Но зачем стоило спасать монастыри, если не хватало призваний? И зачем стоило иметь ограниченное число призваний, если они не служили тому апостольству, которое является явной обязанностью францисканцев? Инициативы святого Антония и указания святого Бонавентуры, подтвержденные шестью веками истории, казались более чем актуальными в девятнадцатом веке: абсолютная необходимость знания, но подчиненного бедности и соединенного с ней, чтобы слово Глашатая Христа пришло в соответствие с новыми временами. Странники Божьи, уместные в 13 веке, прошли бы незамеченными по площадям века девятнадцатого.


Некоторым религиозным деятелям, наделенным бдительным и открытым умом, уже пришла идея основать колледжи, чтобы обеспечить образование молодых людей, которые обнаруживали склонность к францисканству. Обычай принимать молодежь, чтобы воспитывать ее призвание, был традиционным во францисканстве и поддерживался до 1675 года, то есть до декрета Климента Х, который категорически запрещал прием юных желающих; но в 19 веке обезлюдение монастырей вызвало необходимость появления организмов, подобных тем семинариям, которые Тридентский собор особенно приветствовал для подготовки хороших священников, не являющихся монахами.


Первым, кто захотел создать францисканский колледж, был отец Андрей Бонди из Квараты, превосходный человек, который по пылу миссий - их было более семисот в его жизни - и по любви к монастырю убежище алль Инконтро был похож на святого Леонардо из Порто Маурицио. Учреждение, о котором он мечтал, не соединенное с монастырской жизнью, а настоящий независимый колледж, руководимый особыми людьми и нормами, было вещью, совершенно новой среди францисканцев; отец Андрей осмелился на это в труднейший 1869 год, ринувшись в это предприятие без гроша, с героизмом Ривоторто и Порциунколы. Первые месяцы существования первого францисканского колледжа добавляют еще одну строфу к поэме в честь Госпожи Бедности, и поэтому это учреждение выросло крепким.


В доме медника, перед кладбищем в Прато, были ненадолго сняты несколько комнат, предназначенные для разведения шелковичных червей и свободные только с июля по март. Они были абсолютно пусты; там не было ни мебели, ни утвари; однако нужно было содержать шестерых ребят, двух отцов, одного мирянина. Отец Андрей, хотя и не послал денег, послал людей. Их было трое, и они были достойны такого дела: отец Пеллегрин из Бадиа Сан Сальваторе, отец Герменеджильдо из Китиньяно и отец Луиджи из Чезы. Первому, нищенствующему монаху, с трудом удалось раздобыть семь старых кроватей с соломенными матрасами, несколько кривых столов, несколько стульев, необходимую утварь.

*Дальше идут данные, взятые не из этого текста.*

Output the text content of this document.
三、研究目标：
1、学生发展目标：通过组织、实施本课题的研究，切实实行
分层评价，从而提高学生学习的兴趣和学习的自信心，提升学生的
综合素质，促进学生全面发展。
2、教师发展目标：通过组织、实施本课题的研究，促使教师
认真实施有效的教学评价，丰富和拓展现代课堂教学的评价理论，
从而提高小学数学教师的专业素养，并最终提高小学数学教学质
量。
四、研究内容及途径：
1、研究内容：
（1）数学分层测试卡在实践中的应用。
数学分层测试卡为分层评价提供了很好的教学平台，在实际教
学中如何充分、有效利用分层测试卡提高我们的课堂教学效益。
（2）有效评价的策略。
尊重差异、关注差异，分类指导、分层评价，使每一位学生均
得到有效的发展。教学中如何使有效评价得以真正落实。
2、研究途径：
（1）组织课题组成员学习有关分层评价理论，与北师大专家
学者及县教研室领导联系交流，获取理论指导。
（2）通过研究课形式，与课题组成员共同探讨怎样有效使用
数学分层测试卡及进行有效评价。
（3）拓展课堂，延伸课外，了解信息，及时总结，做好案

Когда приехали воспитанники, он позаботился о трапезной, прося милостыню весь день и вечером принося в своей суме куски черствого хлеба и кукурузную муку для голодных мальчиков. Все доходы колледжа исходили из сумы фра Пеллегрина. Отец Ерменеджильдо из Китиньяно был преподавателем священного красноречия, апостольским миссионером монастыря алль Инконтро, секретарем генерального прокурора, вдумчивым писателем духовных трактатов, но оставил проторенные пути апостольства ради того, чтобы спрятаться в этом углу, чтобы преподавать азбуку францисканской жизни немногим ребятам. Отец Луиджи из Чезы, образованный и благочестивый, ученость и благочестие которого превышали обыкновенное, приспособился, так же, как отец Ерменеджильдо, преподавать школьную латынь и быть духовным руководителем этих шести мальчиков, - столь далеко было смирение этих благородных людей от стремления к значительности имени или уважаемом общественном положении. Все трое были колонной зарождающегося колледжа. Героическое нищенство фра Пеллегрино поддерживало их в финансовом отношении; мудрое и благочестивое руководство отца Ерменеджильдо, знатока путей души, преподавание и отеческое руководство отца Луиджи из Чезы основали его на францисканском фундаменте, но то, что отметило его истинной печатью святого Франциска и дало ему право жить его именем, была голодная бедность, которая тесно сближала в одинаковом веселом страдании наставников и учеников и сверхъестественным образом воспитывала их.